Doutor Estranho: não renegar uma ciência que se desconhece
Benedict Cumberbatch troca o cachecol de Sherlock pela capa de Doutor Estranho na nova produção dos estúdios Marvel
O homem da ciência e o homem místico. Os dois coabitam no corpo e na mente do Doutor Estranho, esta mais recente – e revigorante – personagem do universo Marvel a saltar dos quadradinhos para a grande tela. Apareceu, pela primeira vez, nos livros dos criadores Steve Ditko e Stan Lee, em 1963, fazendo uma espécie de alusão à contracultura dessa década, e a verdade é que o traço psicadélico que envolve o novo filme confere-lhe uma dimensão altamente refrescante. Quanto não vale uma parada esotérica depois do cinzento e politizado Capitão América: Guerra Civil? Com Doutor Estranho, de Scott Derrickson (O Exorcismo de Emity Rose), a família de super-heróis Marvel, no que respeita aos projetos dos estúdios, continua a crescer – e agora com um pouco mais de saúde criativa. Há inclusive uma cena em que se verbaliza, como que a sublinhar a especificidade do grupo, a sua pertença ao mesmo universo, distinguindo a missão que tem nele: “Os Vingadores protegem o mundo de perigos físicos, nós protegemo-lo mais contra ameaças místicas.”
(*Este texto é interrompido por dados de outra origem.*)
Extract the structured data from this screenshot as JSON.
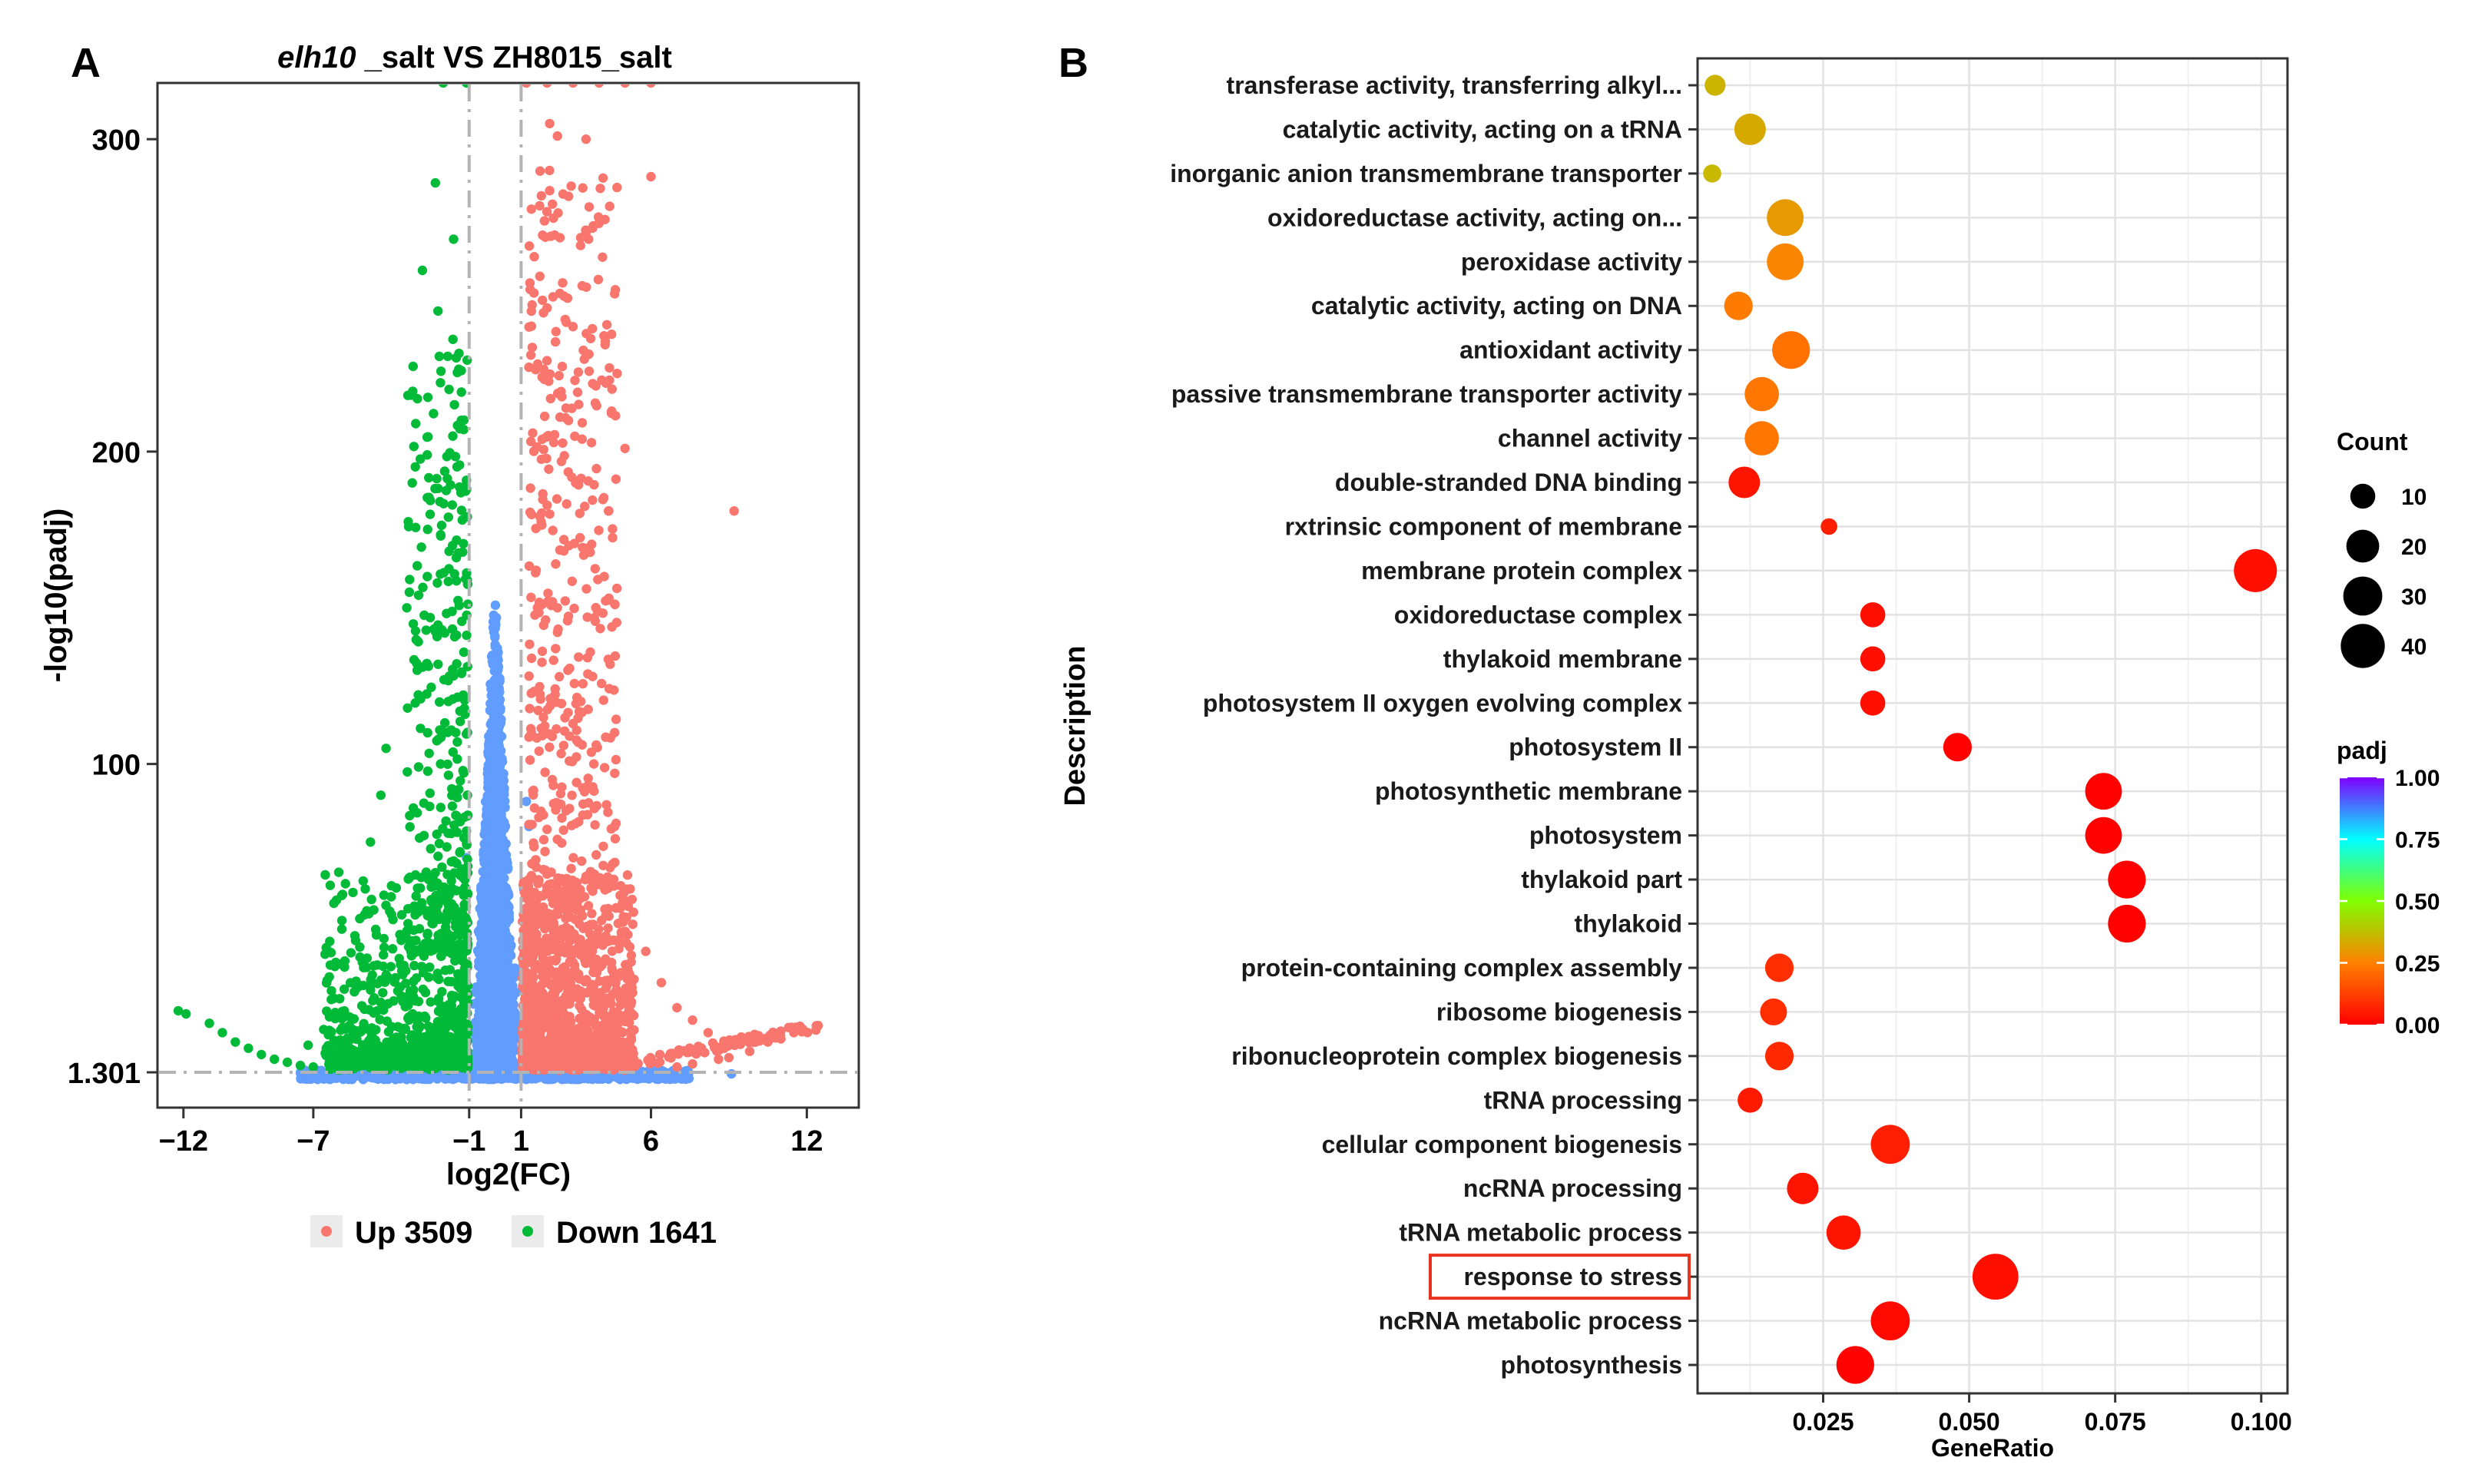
{
  "panels": {
    "a_label": "A",
    "b_label": "B"
  },
  "colors": {
    "up": "#F8766D",
    "down": "#00BA38",
    "nonsig": "#619CFF",
    "threshold": "#b3b3b3",
    "highlight_box": "#e8331f"
  },
  "chart_data": [
    {
      "type": "scatter",
      "title_italic": "elh10",
      "title_rest": " _salt VS ZH8015_salt",
      "xlabel": "log2(FC)",
      "ylabel": "-log10(padj)",
      "xlim": [
        -13,
        14
      ],
      "ylim": [
        -10,
        318
      ],
      "x_ticks": [
        -12,
        -7,
        -1,
        1,
        6,
        12
      ],
      "x_tick_labels": [
        "−12",
        "−7",
        "−1",
        "1",
        "6",
        "12"
      ],
      "y_ticks": [
        1.301,
        100,
        200,
        300
      ],
      "y_tick_labels": [
        "1.301",
        "100",
        "200",
        "300"
      ],
      "thresholds": {
        "x": [
          -1,
          1
        ],
        "y": 1.301
      },
      "legend": [
        {
          "label": "Up 3509",
          "group": "up"
        },
        {
          "label": "Down 1641",
          "group": "down"
        }
      ],
      "counts": {
        "up": 3509,
        "down": 1641
      },
      "highlight_points": {
        "up": [
          [
            1.2,
            318
          ],
          [
            2,
            318
          ],
          [
            3,
            318
          ],
          [
            4,
            318
          ],
          [
            5,
            318
          ],
          [
            6,
            318
          ],
          [
            2.1,
            305
          ],
          [
            2.4,
            301
          ],
          [
            3.5,
            300
          ],
          [
            6,
            288
          ],
          [
            3.6,
            268
          ],
          [
            2.6,
            254
          ],
          [
            3,
            240
          ],
          [
            9.2,
            181
          ],
          [
            4.5,
            220
          ],
          [
            5,
            201
          ],
          [
            12.4,
            16
          ],
          [
            11.5,
            14
          ],
          [
            11,
            12
          ],
          [
            10.5,
            11
          ],
          [
            9.8,
            8
          ],
          [
            9,
            6
          ],
          [
            8.6,
            5.5
          ],
          [
            7.6,
            4
          ],
          [
            7,
            3
          ],
          [
            2.1,
            180
          ],
          [
            3.1,
            190
          ],
          [
            2.4,
            150
          ],
          [
            4.2,
            160
          ],
          [
            3.3,
            120
          ],
          [
            2.8,
            130
          ],
          [
            1.4,
            110
          ],
          [
            2.2,
            95
          ],
          [
            3.8,
            100
          ],
          [
            4.6,
            80
          ],
          [
            5.2,
            60
          ],
          [
            5.8,
            40
          ],
          [
            6.4,
            30
          ],
          [
            7,
            22
          ],
          [
            7.6,
            18
          ],
          [
            8.2,
            14
          ]
        ],
        "down": [
          [
            -1.1,
            318
          ],
          [
            -2,
            318
          ],
          [
            -2.3,
            286
          ],
          [
            -1.6,
            268
          ],
          [
            -2.8,
            258
          ],
          [
            -2.2,
            245
          ],
          [
            -1.5,
            230
          ],
          [
            -1.3,
            210
          ],
          [
            -12.2,
            21
          ],
          [
            -11.9,
            20
          ],
          [
            -11,
            17
          ],
          [
            -10.5,
            14
          ],
          [
            -10,
            11
          ],
          [
            -9.5,
            9
          ],
          [
            -9,
            7
          ],
          [
            -8.5,
            5.5
          ],
          [
            -8,
            4.5
          ],
          [
            -7.5,
            3.5
          ],
          [
            -7,
            3
          ],
          [
            -3.4,
            150
          ],
          [
            -3,
            130
          ],
          [
            -2.6,
            110
          ],
          [
            -4.2,
            105
          ],
          [
            -4.4,
            90
          ],
          [
            -4.8,
            75
          ],
          [
            -5,
            60
          ],
          [
            -5.4,
            45
          ],
          [
            -5.8,
            35
          ],
          [
            -6.2,
            25
          ],
          [
            -6.6,
            15
          ],
          [
            -7.2,
            10
          ],
          [
            -1.8,
            120
          ],
          [
            -2.1,
            100
          ]
        ],
        "nonsig": [
          [
            9.1,
            0.8
          ],
          [
            1.2,
            88
          ],
          [
            1.3,
            80
          ],
          [
            1.1,
            60
          ],
          [
            -1.1,
            70
          ],
          [
            -1.4,
            50
          ]
        ]
      }
    },
    {
      "type": "scatter",
      "subtype": "go-enrichment-dotplot",
      "xlabel": "GeneRatio",
      "ylabel": "Description",
      "xlim": [
        0.0035,
        0.1045
      ],
      "x_ticks": [
        0.025,
        0.05,
        0.075,
        0.1
      ],
      "x_tick_labels": [
        "0.025",
        "0.050",
        "0.075",
        "0.100"
      ],
      "highlighted_term": "response to stress",
      "size_legend": {
        "title": "Count",
        "values": [
          10,
          20,
          30,
          40
        ],
        "labels": [
          "10",
          "20",
          "30",
          "40"
        ]
      },
      "color_legend": {
        "title": "padj",
        "range": [
          0,
          1
        ],
        "ticks": [
          0,
          0.25,
          0.5,
          0.75,
          1
        ],
        "tick_labels": [
          "0.00",
          "0.25",
          "0.50",
          "0.75",
          "1.00"
        ],
        "gradient": [
          "#FF0000",
          "#FF8000",
          "#80FF00",
          "#00FFFF",
          "#8000FF"
        ]
      },
      "terms": [
        {
          "label": "transferase activity, transferring alkyl...",
          "gene_ratio": 0.0065,
          "count": 6,
          "padj": 0.35
        },
        {
          "label": "catalytic activity, acting on a tRNA",
          "gene_ratio": 0.0125,
          "count": 18,
          "padj": 0.33
        },
        {
          "label": "inorganic anion transmembrane transporter",
          "gene_ratio": 0.006,
          "count": 4,
          "padj": 0.36
        },
        {
          "label": "oxidoreductase activity, acting on...",
          "gene_ratio": 0.0185,
          "count": 26,
          "padj": 0.3
        },
        {
          "label": "peroxidase activity",
          "gene_ratio": 0.0185,
          "count": 26,
          "padj": 0.26
        },
        {
          "label": "catalytic activity, acting on DNA",
          "gene_ratio": 0.0105,
          "count": 14,
          "padj": 0.24
        },
        {
          "label": "antioxidant activity",
          "gene_ratio": 0.0195,
          "count": 28,
          "padj": 0.22
        },
        {
          "label": "passive transmembrane transporter activity",
          "gene_ratio": 0.0145,
          "count": 22,
          "padj": 0.23
        },
        {
          "label": "channel activity",
          "gene_ratio": 0.0145,
          "count": 22,
          "padj": 0.23
        },
        {
          "label": "double-stranded DNA binding",
          "gene_ratio": 0.0115,
          "count": 18,
          "padj": 0.04
        },
        {
          "label": "rxtrinsic component of membrane",
          "gene_ratio": 0.026,
          "count": 3,
          "padj": 0.06
        },
        {
          "label": "membrane protein complex",
          "gene_ratio": 0.099,
          "count": 38,
          "padj": 0.03
        },
        {
          "label": "oxidoreductase complex",
          "gene_ratio": 0.0335,
          "count": 10,
          "padj": 0.03
        },
        {
          "label": "thylakoid membrane",
          "gene_ratio": 0.0335,
          "count": 10,
          "padj": 0.03
        },
        {
          "label": "photosystem II oxygen evolving complex",
          "gene_ratio": 0.0335,
          "count": 10,
          "padj": 0.03
        },
        {
          "label": "photosystem II",
          "gene_ratio": 0.048,
          "count": 14,
          "padj": 0.004
        },
        {
          "label": "photosynthetic membrane",
          "gene_ratio": 0.073,
          "count": 26,
          "padj": 0.004
        },
        {
          "label": "photosystem",
          "gene_ratio": 0.073,
          "count": 26,
          "padj": 0.004
        },
        {
          "label": "thylakoid part",
          "gene_ratio": 0.077,
          "count": 28,
          "padj": 0.004
        },
        {
          "label": "thylakoid",
          "gene_ratio": 0.077,
          "count": 28,
          "padj": 0.004
        },
        {
          "label": "protein-containing complex assembly",
          "gene_ratio": 0.0175,
          "count": 14,
          "padj": 0.09
        },
        {
          "label": "ribosome biogenesis",
          "gene_ratio": 0.0165,
          "count": 12,
          "padj": 0.09
        },
        {
          "label": "ribonucleoprotein complex biogenesis",
          "gene_ratio": 0.0175,
          "count": 14,
          "padj": 0.08
        },
        {
          "label": "tRNA processing",
          "gene_ratio": 0.0125,
          "count": 10,
          "padj": 0.05
        },
        {
          "label": "cellular component biogenesis",
          "gene_ratio": 0.0365,
          "count": 30,
          "padj": 0.06
        },
        {
          "label": "ncRNA processing",
          "gene_ratio": 0.0215,
          "count": 18,
          "padj": 0.04
        },
        {
          "label": "tRNA metabolic process",
          "gene_ratio": 0.0285,
          "count": 22,
          "padj": 0.04
        },
        {
          "label": "response to stress",
          "gene_ratio": 0.0545,
          "count": 44,
          "padj": 0.03
        },
        {
          "label": "ncRNA metabolic process",
          "gene_ratio": 0.0365,
          "count": 30,
          "padj": 0.02
        },
        {
          "label": "photosynthesis",
          "gene_ratio": 0.0305,
          "count": 28,
          "padj": 0.005
        }
      ]
    }
  ]
}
Experimentado em personagens plenas de magnetismo inteletual, como seja o famoso Sherlock Holmes ou Alan Turing (O Jogo da Imitação), Benedict Cumberbatch não poderia ter sido melhor escolha para compor este cirurgião sobranceiro, profundamente racionalista e com sérias dificuldades em controlar o ego. À semelhança de tantos outros heróis da Marvel, esta figura padece da imperfeição humana, e o seu combate é, acima de tudo, interior – depois virá o resto.
Mas, para já, como é que o Dr. Stephen Strange se torna esse Doutor Estranho, de capa vermelha e medalhão de ocultismo ao peito? Tudo começa com um brutal acidente que deixa as suas preciosas mãos incapacitadas de exercer a profissão que lhe dava sentido à vida. Aqui, nem o romance atribulado com a enfermeira Christine Palmer (Rachel McAdams) ameniza a exclusiva obsessão em recuperar a destreza física. Perante a incompetência das ciências médicas, ele pondera converter-se ao misticismo e segue para o Nepal à procura de um mestre. É então que Tilda Swinton, na serena fisionomia da Anciã (com maiúscula, porque é assim que se chama), sem uma única ruga da idade, surge como feiticeira suprema, aquela que orienta o novo discípulo na descoberta da sua força astral. E há decididamente muito a trabalhar no espírito do cirurgião Stephen Strange, que enceta um novo caminho repleto de magia e revelações, a conferir-lhe novos desígnios de vida. Um deles, no curto prazo, é derrotar o vilão Kaecilius (Mads Mikkelsen), um ex-discípulo da Anciã que se voltou para a “dimensão negra”.
O grosso do elenco, que se completa com Chiwetel Ejiofor e Benedict Wong, é sem dúvida o mais carismático dos últimos filmes da Marvel, e Swinton, contornando a polémica de ser uma atriz branca a interpretar uma personagem originalmente tibetana, dá aqui uma nota superior.
Dentro da lógica clássica e familiar dos super-heróis, Doutor Estranho revela-se, essencialmente, uma viagem hipnótica, alucinogénica e bem aprovisionada de humor, que se permite colocar o pezinho fora de um programa já muito mastigado. Dito de outra forma, é qualquer coisa de diferente no seio dos formatados blockbusters, cada vez mais confundíveis entre si.
No elaborado xadrez visual, que liberta um imaginário deslumbrante, em parte assente na mobilidade dos cenários (que é uma evocação de A Origem, de Christopher Nolan), o filme acaba por se transformar mais numa aventura extravagante do que propriamente em ação pura e dura – esse é apenas um complemento ao grande feitiço a que agradavelmente nos sujeitamos. Em expressão bíblica, oferecemos, com gosto, a outra face a esta tareia astral.